There remains one characteristic of both funds, and for that matter mutual funds, annuities, life insurance and all other forms of aggregated investing through a third party. The third party retains the right to vote the shares, admittedly with some little-used and generally unworkable opportunities for investors to request their own proxies. Such third parties almost always vote the shares in their custody in favor of management. There are occasional exceptions, as when union-managed funds will vote their shares in a political manner, or as when some mutual funds attempt to obtain pension fund business in return for cooperation on selected proxies, or in one legendary story the custodian was instructed: "Always vote AGAINST any management proposal." But these are presently exceptional situations. In the vast majority of cases, the proxy votes effectively disappear, and control of the companies in the portfolio gradually gravitates into the hands of those few stockholders who retain direct ownership and take the trouble to vote it. In fact, it is increasingly the case that the most effective way to frustrate a management proposal is not to vote against it, but to abstain entirely, in the hope that a quorum cannot be assembled.
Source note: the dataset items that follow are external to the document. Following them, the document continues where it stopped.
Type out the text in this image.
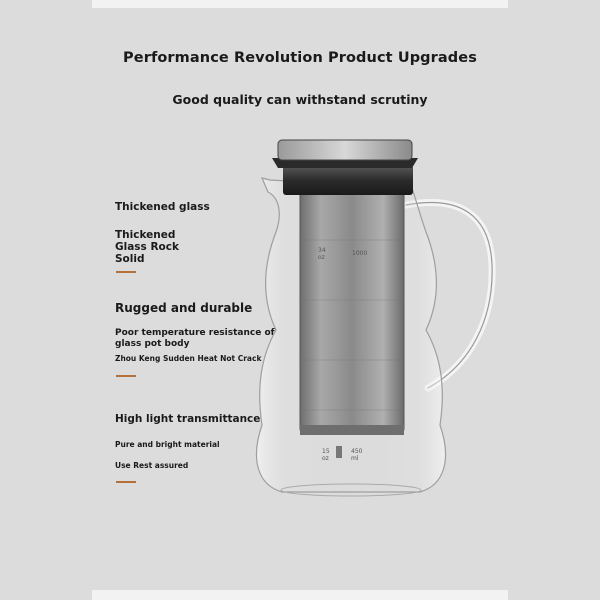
Performance Revolution Product Upgrades
Good quality can withstand scrutiny
Thickened glass
Thickened
Glass Rock
Solid
Rugged and durable
Poor temperature resistance of
glass pot body
Zhou Keng Sudden Heat Not Crack
High light transmittance
Pure and bright material
Use Rest assured
34
oz
1000
15
oz
450
ml
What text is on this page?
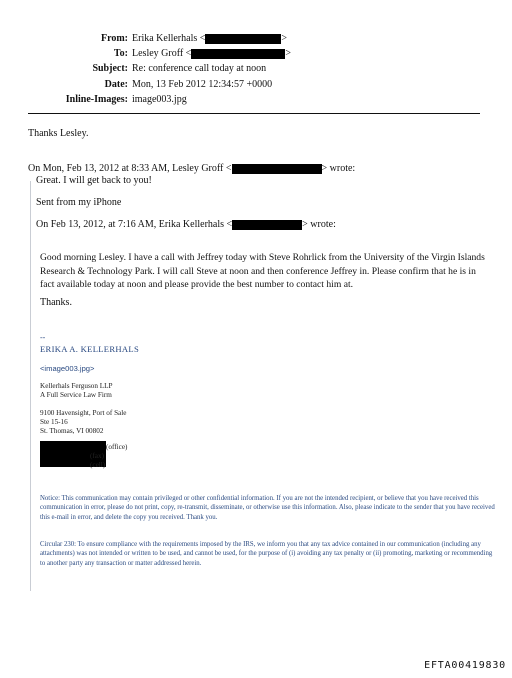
From: Erika Kellerhals <	>
To: Lesley Groff <	>
Subject: Re: conference call today at noon
Date: Mon, 13 Feb 2012 12:34:57 +0000
Inline-Images: image003.jpg
Thanks Lesley.
On Mon, Feb 13, 2012 at 8:33 AM, Lesley Groff <	> wrote:
Great. I will get back to you!
Sent from my iPhone
On Feb 13, 2012, at 7:16 AM, Erika Kellerhals <	> wrote:
Good morning Lesley. I have a call with Jeffrey today with Steve Rohrlick from the University of the Virgin Islands Research & Technology Park. I will call Steve at noon and then conference Jeffrey in. Please confirm that he is in fact available today at noon and please provide the best number to contact him at.
Thanks.
--
ERIKA A. KELLERHALS
<image003.jpg>
Kellerhals Ferguson LLP
A Full Service Law Firm
9100 Havensight, Port of Sale
Ste 15-16
St. Thomas, VI 00802
(office)
(fax)
(cell)
Notice: This communication may contain privileged or other confidential information. If you are not the intended recipient, or believe that you have received this communication in error, please do not print, copy, re-transmit, disseminate, or otherwise use this information. Also, please indicate to the sender that you have received this e-mail in error, and delete the copy you received. Thank you.
Circular 230: To ensure compliance with the requirements imposed by the IRS, we inform you that any tax advice contained in our communication (including any attachments) was not intended or written to be used, and cannot be used, for the purpose of (i) avoiding any tax penalty or (ii) promoting, marketing or recommending to another party any transaction or matter addressed herein.
EFTA00419830
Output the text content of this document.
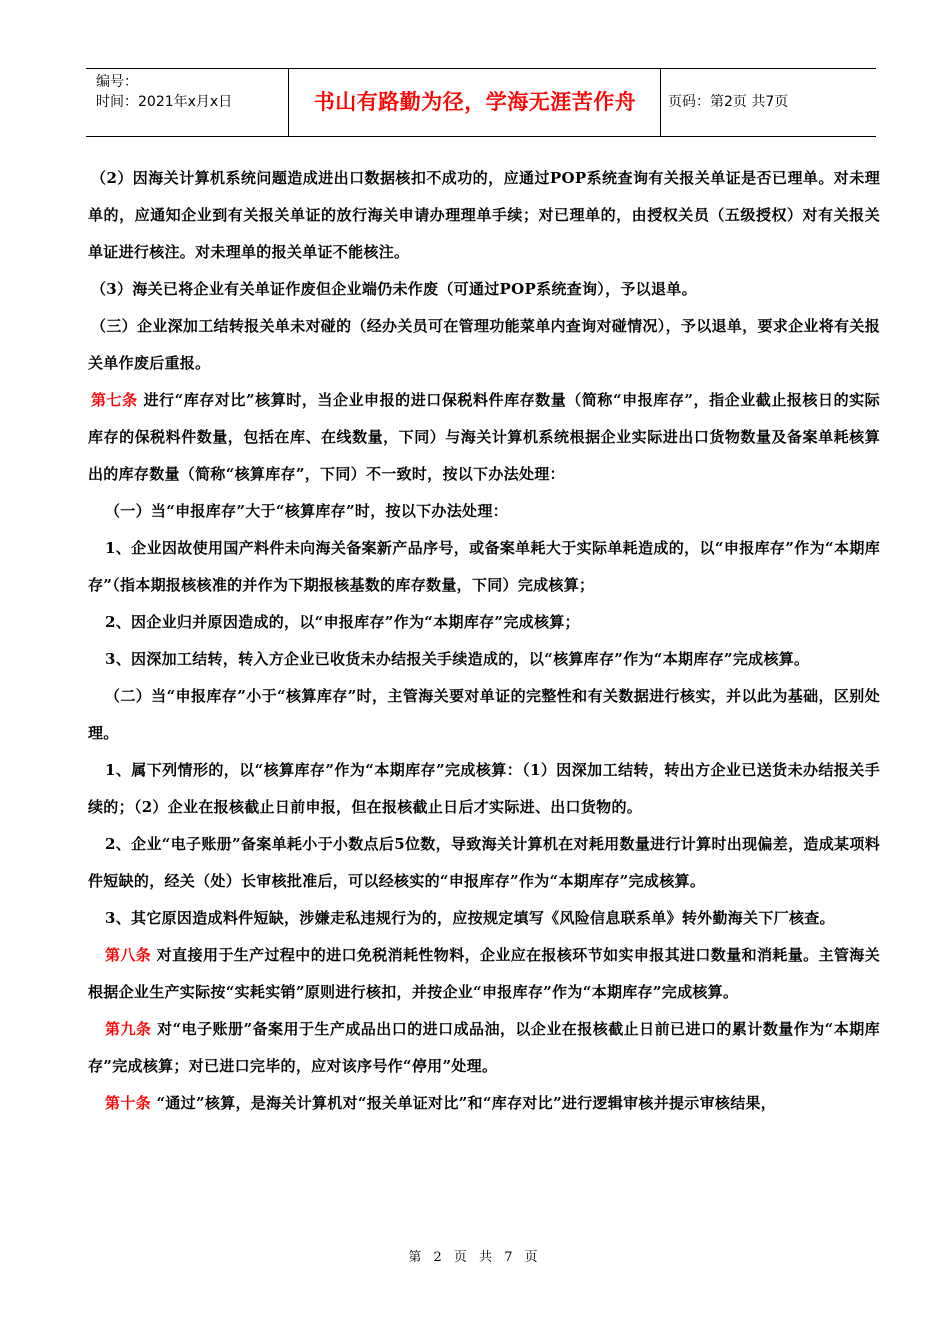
编号：
时间：2021年x月x日	书山有路勤为径，学海无涯苦作舟	页码：第2页 共7页

（2）因海关计算机系统问题造成进出口数据核扣不成功的，应通过POP系统查询有关报关单证是否已理单。对未理单的，应通知企业到有关报关单证的放行海关申请办理理单手续；对已理单的，由授权关员（五级授权）对有关报关单证进行核注。对未理单的报关单证不能核注。

（3）海关已将企业有关单证作废但企业端仍未作废（可通过POP系统查询），予以退单。

（三）企业深加工结转报关单未对碰的（经办关员可在管理功能菜单内查询对碰情况），予以退单，要求企业将有关报关单作废后重报。

第七条 进行“库存对比”核算时，当企业申报的进口保税料件库存数量（简称“申报库存”，指企业截止报核日的实际库存的保税料件数量，包括在库、在线数量，下同）与海关计算机系统根据企业实际进出口货物数量及备案单耗核算出的库存数量（简称“核算库存”，下同）不一致时，按以下办法处理：

（一）当“申报库存”大于“核算库存”时，按以下办法处理：

1、企业因故使用国产料件未向海关备案新产品序号，或备案单耗大于实际单耗造成的，以“申报库存”作为“本期库存”（指本期报核核准的并作为下期报核基数的库存数量，下同）完成核算；

2、因企业归并原因造成的，以“申报库存”作为“本期库存”完成核算；

3、因深加工结转，转入方企业已收货未办结报关手续造成的，以“核算库存”作为“本期库存”完成核算。

（二）当“申报库存”小于“核算库存”时，主管海关要对单证的完整性和有关数据进行核实，并以此为基础，区别处理。

1、属下列情形的，以“核算库存”作为“本期库存”完成核算：（1）因深加工结转，转出方企业已送货未办结报关手续的；（2）企业在报核截止日前申报，但在报核截止日后才实际进、出口货物的。

2、企业“电子账册”备案单耗小于小数点后5位数，导致海关计算机在对耗用数量进行计算时出现偏差，造成某项料件短缺的，经关（处）长审核批准后，可以经核实的“申报库存”作为“本期库存”完成核算。

3、其它原因造成料件短缺，涉嫌走私违规行为的，应按规定填写《风险信息联系单》转外勤海关下厂核查。

第八条 对直接用于生产过程中的进口免税消耗性物料，企业应在报核环节如实申报其进口数量和消耗量。主管海关根据企业生产实际按“实耗实销”原则进行核扣，并按企业“申报库存”作为“本期库存”完成核算。

第九条 对“电子账册”备案用于生产成品出口的进口成品油，以企业在报核截止日前已进口的累计数量作为“本期库存”完成核算；对已进口完毕的，应对该序号作“停用”处理。

第十条 “通过”核算，是海关计算机对“报关单证对比”和“库存对比”进行逻辑审核并提示审核结果，

第 2 页 共 7 页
Another popular movement augments this unfortunate situation. Increasingly, it is urged that top management be paid substantial parts of its reimbursement by stock in the company or options on it. The argument is that it is important to align the motives of top management with the rest of the stockholders. Reflecting concern about some recent events, such stock is or should be forced to bear the covenant that it may not be voted in a stock take-over by an outside raider, to frustrate the commonly used inducement to the manager to sell out his stockholders in a merger. Even when this particular contingency has been foreseen and prevented, the effect of increasing the shares in the hand of management and decreasing the voting shares in the hand of the outside public by freezing them in third-party funds -- soon puts the idea in the heads of managers that they own the company. The recent public indignation about inordinately high salaries for top management, can in large part be traced to the plain fact that voting control of the companies is visibly shifting into the hands of the people who receive those salaries.